The world-famous Defcon hacker conference is currently ongoing in Las Vegas, and we already have our first bit of controversy. (I fully expect plenty of “evil hackers do bad things” stories to pop up in the coming hours.) A social engineering contest that encouraged participants to try to social engineer their way into major corporations has drawn the ire of THE MAN, specifically the FBI. Always trying to ruin the fun, those guys.
The contest wasn’t all that complicated: contestants were put in soundproof booths (but with a microphone so that audience members could hear what was going on) and they were to try to social engineer their way up the food chain at various corporations. The point was to see who was able to social engineer their way to the “best” piece of information.
Social engineering, of course, is the art of persuading people to tell you something, or give you information, that they’re otherwise disinclined to tell or give.
Because of the nature of the contest, and after consulting with the Electronic Frontier Foundation, contestants were bound to certain rules: no asking for sensitive information such as passwords. Says the rules, “If something seems unethical—don’t do it. If you have questions, ask a judge.”

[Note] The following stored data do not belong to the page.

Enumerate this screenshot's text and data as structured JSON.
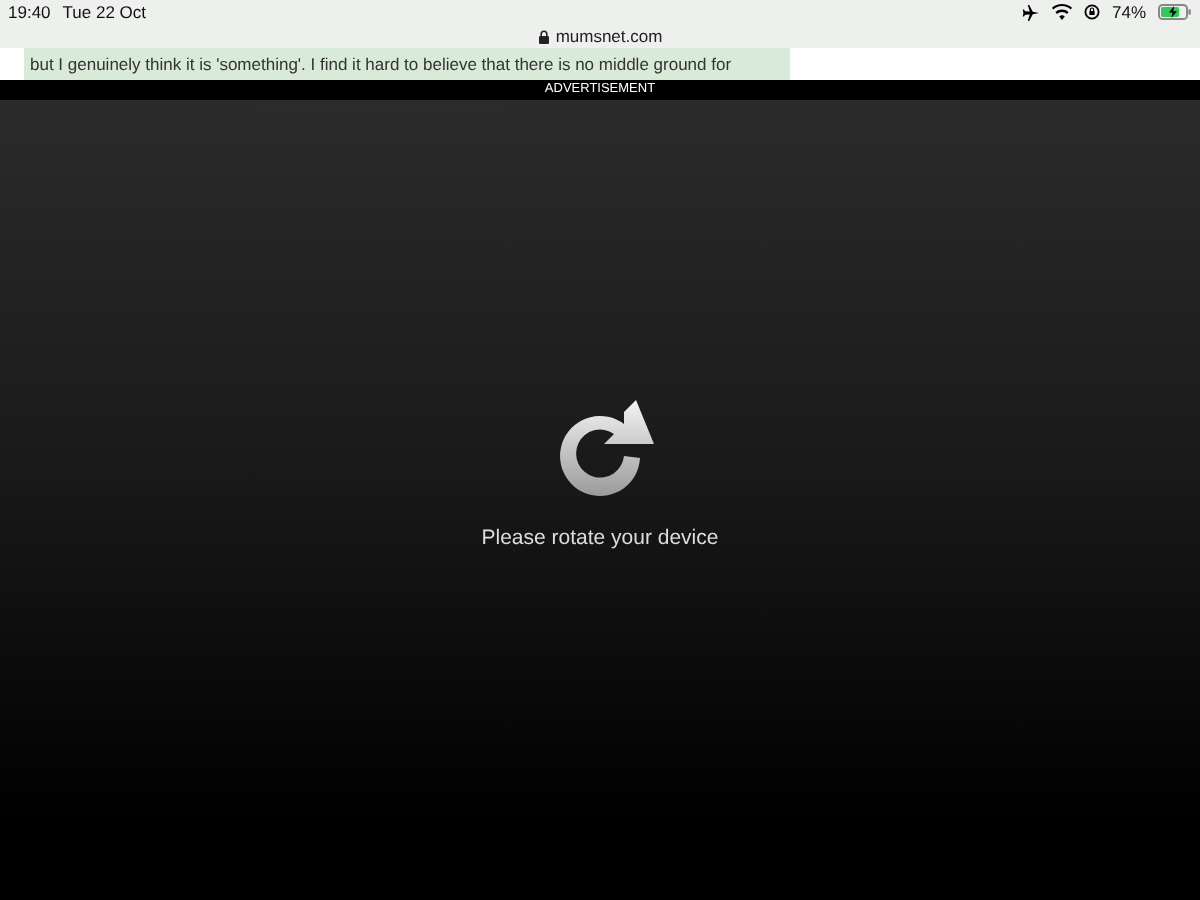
{
  "status_bar": {
    "time": "19:40",
    "date": "Tue 22 Oct",
    "battery": "74%"
  },
  "address_bar": {
    "url": "mumsnet.com"
  },
  "post": {
    "text": "but I genuinely think it is 'something'. I find it hard to believe that there is no middle ground for"
  },
  "ad_banner": {
    "label": "ADVERTISEMENT"
  },
  "rotate_overlay": {
    "message": "Please rotate your device"
  }
}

So what type of information were the contestants looking for? Mostly harmless nonsense, nearest I can tell. Listed examples include asking who handles your paper shredding or who takes out your trash.
Again, harmless nonsense.
The banking industry was particularly concerned about the contest, going so far as to warn their employees, including legal departments, about it. I guess they didn’t feel comfortable with someone asking questions about their practices. Real fine society we have here. The FBI was called in, and grilled contest organizers about the nature of the contest.
Thankfully, after checking in, the FBI was satisfied, finally realizing that there was absolutely no cause for concern.